On September 22, 1999, AT&T Canada Inc. completed concurrent offerings of US $500 million 7.65 per cent Senior Notes due 2006 (“US$ Notes”) and Cdn.$150 million 7.15 per cent Senior Notes due 2004 (“C$ Notes”), for aggregate gross proceeds of approximately Cdn.$886 million. The US$ Notes were offered by way of private placement in the United States and the C$ Notes were offered in a public offering pursuant to a prospectus in Canada. The proceeds of the offerings are expected to be used principally to redeem $500 million of redeemable preferred shares of Unitel Communications Inc. (an indirect subsidiary of AT&T Canada Inc.), to repay other outstanding indebtedness and to fund the future cost of construction, acquisition, development, engineering and improvement of telecommunications assets.

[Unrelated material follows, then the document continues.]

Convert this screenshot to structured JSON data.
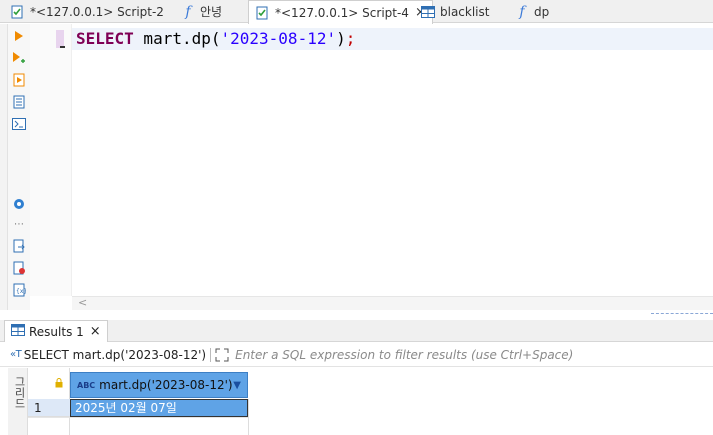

Legal advice was provided to AT&T Canada Inc. with respect to both offerings by Ward Sellers and by associates Doug Bryce and Alexis Gosselin of Osler, Hoskin & Harcourt LLP, and with respect to the U.S. legal matters by Tom Brome and associate Candace Kronholm of Cravath, Swaine & Moore. The U.S. offering underwriting syndicate of Bear, Stearns & Co. Inc., Salomon Smith Barney, Goldman, Sachs & Co. and RBC Dominion Securities Corporation, and the Canadian underwriting syndicate of RBC Dominion Securities Inc., CIBC World Markets and Scotia McLeod Inc. were advised by Raymond Lin and associate Belinda Grondin of Latham & Watkins, as to American legal matters, and by James Scarlett and associate Glen Johnson of McMillan Binch as to Canadian legal matters.
AT&T Canada Inc. was created on June 1999 from the merger of AT&T Canada Long Distance Services Company, MetroNet Communications Corp. and ACC TelEnterprises Ltd.